The answer is yes. Even with poor or below-average grades, you can likely get into community college. And if you have a few years left of high school, you can dramatically turn your grades around to broaden your college options.
That being said, community college can be a wonderful choice. It can be a great new academic start to get serious about your studies and earn strong grades. Not only can it lead to an academic degree, it can lead to self-discovery about your career interests and strengths. It can also be a launching pad to a four-year institution that may credit you for some of your community college courses. The potential result: You can ultimately earn a bachelor’s degree at a fraction of the cost of having attended a four-year institution from the get-go.
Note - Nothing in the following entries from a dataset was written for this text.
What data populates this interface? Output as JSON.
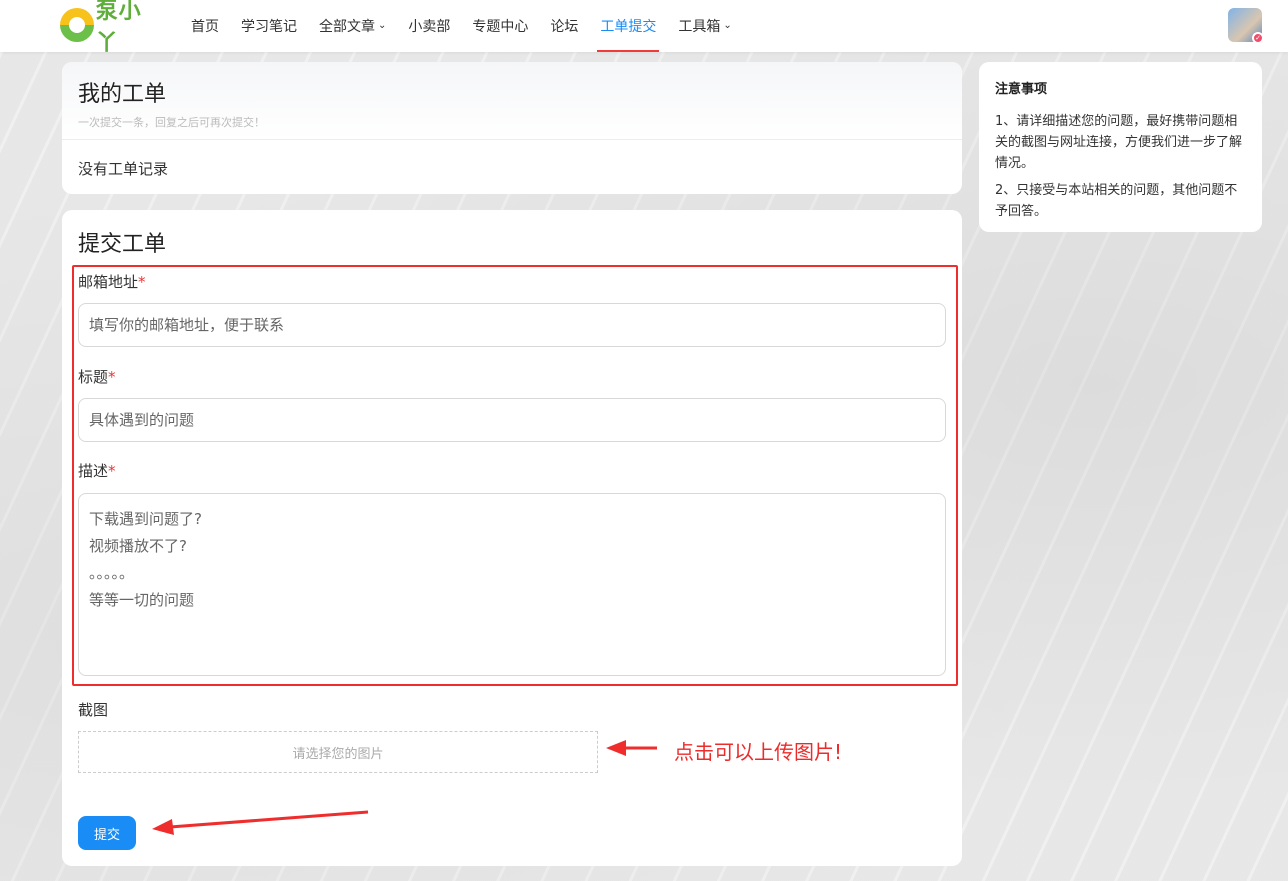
{
  "header": {
    "logo_text": "泵小丫",
    "nav": [
      {
        "label": "首页",
        "dropdown": false,
        "active": false
      },
      {
        "label": "学习笔记",
        "dropdown": false,
        "active": false
      },
      {
        "label": "全部文章",
        "dropdown": true,
        "active": false
      },
      {
        "label": "小卖部",
        "dropdown": false,
        "active": false
      },
      {
        "label": "专题中心",
        "dropdown": false,
        "active": false
      },
      {
        "label": "论坛",
        "dropdown": false,
        "active": false
      },
      {
        "label": "工单提交",
        "dropdown": false,
        "active": true
      },
      {
        "label": "工具箱",
        "dropdown": true,
        "active": false
      }
    ]
  },
  "my_tickets": {
    "title": "我的工单",
    "subtitle": "一次提交一条，回复之后可再次提交！",
    "empty_text": "没有工单记录"
  },
  "submit": {
    "title": "提交工单",
    "email": {
      "label": "邮箱地址",
      "required": "*",
      "placeholder": "填写你的邮箱地址，便于联系"
    },
    "subject": {
      "label": "标题",
      "required": "*",
      "placeholder": "具体遇到的问题"
    },
    "description": {
      "label": "描述",
      "required": "*",
      "placeholder": "下载遇到问题了?\n视频播放不了?\n。。。。。\n等等一切的问题"
    },
    "screenshot": {
      "label": "截图",
      "upload_text": "请选择您的图片"
    },
    "upload_annotation": "点击可以上传图片!",
    "submit_label": "提交"
  },
  "notice": {
    "title": "注意事项",
    "items": [
      "1、请详细描述您的问题，最好携带问题相关的截图与网址连接，方便我们进一步了解情况。",
      "2、只接受与本站相关的问题，其他问题不予回答。"
    ]
  },
  "colors": {
    "accent": "#1a8cf5",
    "annotation_red": "#ef2d2d"
  }
}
How to Improve Your Academic Forecast
But let’s get back to the student who has a few years left of high school and wants to climb out of their grade rut. I’m here to tell you that it can be done, and sometimes the turnaround can result in awesome higher-education choices. Consider this true-life triumph:
A colleague of mine shared the story of her best friend, whose freshman year of high school was marked by poor to average grades. The friend was struggling to adjust in the new academic setting. Meanwhile, she dreamed of attending an elite college, which was not going to happen with her freshman-year marks. And, like a typical freshman, her head was in the clouds, not in reality. She didn’t realize how well she’d have to perform in school to achieve her academic dream.
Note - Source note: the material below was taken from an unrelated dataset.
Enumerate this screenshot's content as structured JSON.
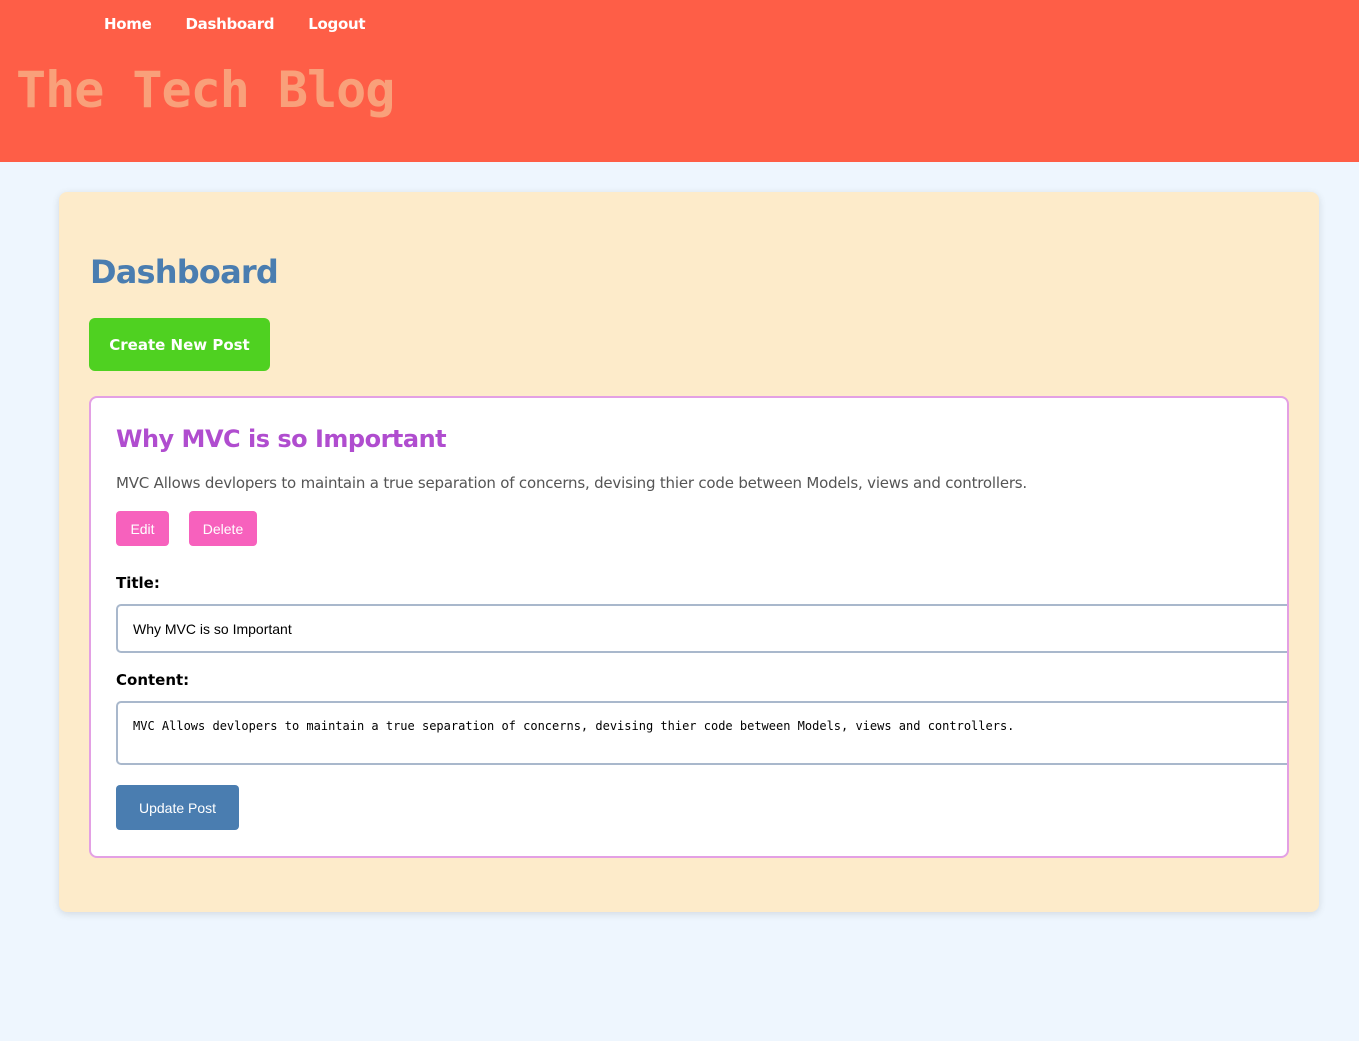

Fortunately, she voiced her ambition to others, and people who cared for her and understood what it would take to achieve her goal drilled into her the importance of improving her grades and getting involved in extracurricular activities. So, during her sophomore year, she earned straight A’s . . . and she continued to make strong grades throughout high school and got involved in extracurricular activities in which she shined. The result: Her senior year, she was accepted into several of the nation’s top schools. No way would this have happened had she not improved her grades.
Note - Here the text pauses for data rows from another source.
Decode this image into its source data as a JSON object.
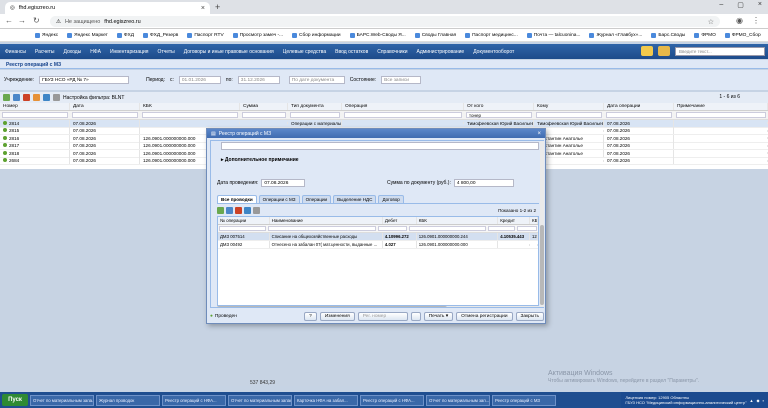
{
  "browser": {
    "tab_title": "fhd.egiszreo.ru",
    "url_status": "Не защищено",
    "url": "fhd.egiszreo.ru",
    "bookmarks": [
      "Яндекс",
      "Яндекс Маркет",
      "ФХД",
      "ФХД_Резерв",
      "Паспорт RTV",
      "Просмотр замеч -...",
      "Сбор информации",
      "БАРС.Web-Своды Я...",
      "Своды Главная",
      "Паспорт медицинс...",
      "Почта — talcuonina...",
      "Журнал «Главбух»...",
      "Барс.Своды",
      "ФРМО",
      "ФРМО_Сбор"
    ]
  },
  "app_menu": {
    "items": [
      "Финансы",
      "Расчеты",
      "Доходы",
      "НФА",
      "Инвентаризация",
      "Отчеты",
      "Договоры и иные правовые основания",
      "Целевые средства",
      "Ввод остатков",
      "Справочники",
      "Администрирование",
      "Документооборот"
    ],
    "search_placeholder": "Введите текст..."
  },
  "list": {
    "title": "Реестр операций с МЗ",
    "filters": {
      "org_label": "Учреждение:",
      "org_value": "ГБУЗ НСО «РД № 7»",
      "period_label": "Период:",
      "from_label": "с:",
      "from_value": "01.01.2026",
      "to_label": "по:",
      "to_value": "31.12.2026",
      "date_type": "По дате документа",
      "state_label": "Состояние:",
      "state_value": "Все записи"
    },
    "filter_settings": "Настройка фильтра: BLNT",
    "pager": "1 - 6 из 6",
    "columns": [
      "Номер",
      "Дата",
      "КБК",
      "Сумма",
      "Тип документа",
      "Операция",
      "От кого",
      "Кому",
      "Дата операции",
      "Примечание"
    ],
    "filter_value": "тонер",
    "rows": [
      {
        "num": "2814",
        "date": "07.08.2026",
        "kbk": "",
        "sum": "",
        "type": "Операции с материальны ы",
        "op": "",
        "from": "Тимофеевская Юрий Васильевич",
        "to": "Тимофеевская Юрий Васильевич",
        "opdate": "07.08.2026"
      },
      {
        "num": "2815",
        "date": "07.08.2026",
        "kbk": "",
        "sum": "",
        "type": "",
        "op": "",
        "from": "",
        "to": "",
        "opdate": "07.08.2026"
      },
      {
        "num": "2816",
        "date": "07.08.2026",
        "kbk": "126.0901.000000000.000",
        "sum": "",
        "type": "",
        "op": "",
        "from": "",
        "to": "Константин Анатолье",
        "opdate": "07.08.2026"
      },
      {
        "num": "2817",
        "date": "07.08.2026",
        "kbk": "126.0901.000000000.000",
        "sum": "",
        "type": "",
        "op": "",
        "from": "",
        "to": "Константин Анатолье",
        "opdate": "07.08.2026"
      },
      {
        "num": "2818",
        "date": "07.08.2026",
        "kbk": "126.0901.000000000.000",
        "sum": "",
        "type": "",
        "op": "",
        "from": "",
        "to": "Константин Анатолье",
        "opdate": "07.08.2026"
      },
      {
        "num": "2684",
        "date": "07.08.2026",
        "kbk": "126.0901.000000000.000",
        "sum": "",
        "type": "",
        "op": "",
        "from": "",
        "to": "",
        "opdate": "07.08.2026"
      }
    ],
    "total": "537 843,29"
  },
  "dialog": {
    "title": "Реестр операций с МЗ",
    "additional_note": "Дополнительное примечание",
    "date_label": "Дата проведения:",
    "date_value": "07.08.2026",
    "sum_label": "Сумма по документу (руб.):",
    "sum_value": "4 800,00",
    "tabs": [
      "Все проводки",
      "Операции с МЗ",
      "Операции",
      "Выделение НДС",
      "Договор"
    ],
    "shown": "Показано 1-2 из 2",
    "columns": [
      "№ операции",
      "Наименование",
      "Дебет",
      "КБК",
      "Кредит",
      "КБК"
    ],
    "rows": [
      {
        "num": "ДМЗ 007514",
        "name": "Списание на общехозяйственные расходы",
        "debit": "4.10996.272",
        "kbk1": "126.0901.000000000.244",
        "credit": "4.10535.443",
        "kbk2": "126.0901"
      },
      {
        "num": "ДМЗ 00492",
        "name": "Отнесено на забалан 07( мат.ценности, выданные ...",
        "debit": "4.027",
        "kbk1": "126.0901.000000000.000",
        "credit": "",
        "kbk2": ""
      }
    ],
    "footer": {
      "status": "Проведен",
      "edit": "Изменения",
      "reg_label": "Рег. номер",
      "print": "Печать",
      "cancel_reg": "Отмена регистрации",
      "close": "Закрыть"
    }
  },
  "watermark": {
    "line1": "Активация Windows",
    "line2": "Чтобы активировать Windows, перейдите в раздел \"Параметры\"."
  },
  "taskbar": {
    "start": "Пуск",
    "items": [
      "Отчет по материальным запа...",
      "Журнал проводок",
      "Реестр операций с НФА...",
      "Отчет по материальным запасам",
      "Карточка НФА на забал...",
      "Реестр операций с НФА...",
      "Отчет по материальным зап...",
      "Реестр операций с МЗ"
    ],
    "tray_line1": "Лицензия номер: 12905 Областны",
    "tray_line2": "ГБУЗ НСО \"Медицинский информационно-аналитический центр\""
  }
}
Her dramatic academic improvement showed that she’d had the smarts all along to do well in high school. She fulfilled that potential through hard work and effort. For example:
- She stayed after school for tutoring in subjects that she struggled in.
- She burned the midnight oil to ace tests and homework assignments.
- She asked questions in class when she didn’t understand a concept or instructions.
- She researched the type of grades, standardized test scores, and extracurricular activities she would need on her high school “resume” to look good to the type of institutions she wanted to attend. Then she got involved in activities that she was most interested in and had a chance at excelling in.
- She studied for the SATs, took practice tests, and took the test several times to boost her score.
- She also had adults in leadership positions go to bat for her when some of the admissions officers questioned her bad freshman year. These supportive adults explained how she had changed, how she had turned around her grades, how her academic passion was sincere, and why they believed she would excel in college.
Yes, it took a lot of work to achieve her turnaround, but she did it. And so can you.
The moral of this story is not that you’ll get straight A’s too if you put in the work. Some students work night and day and never earn straight A’s. No, the moral is that, if you do your work and get help when you need it, you may improve your grades. And, if in addition to this you research what your college of choice looks for in its candidates and act on that research, you may, despite your less-than-stellar earlier high school performance, still have a shot at admittance to your dream school.
Whether you’re in high school or community college, it’s not too late to turn your academic career around. Apply yourself to your studies, and the outcome may delight you. It’s all part of careering.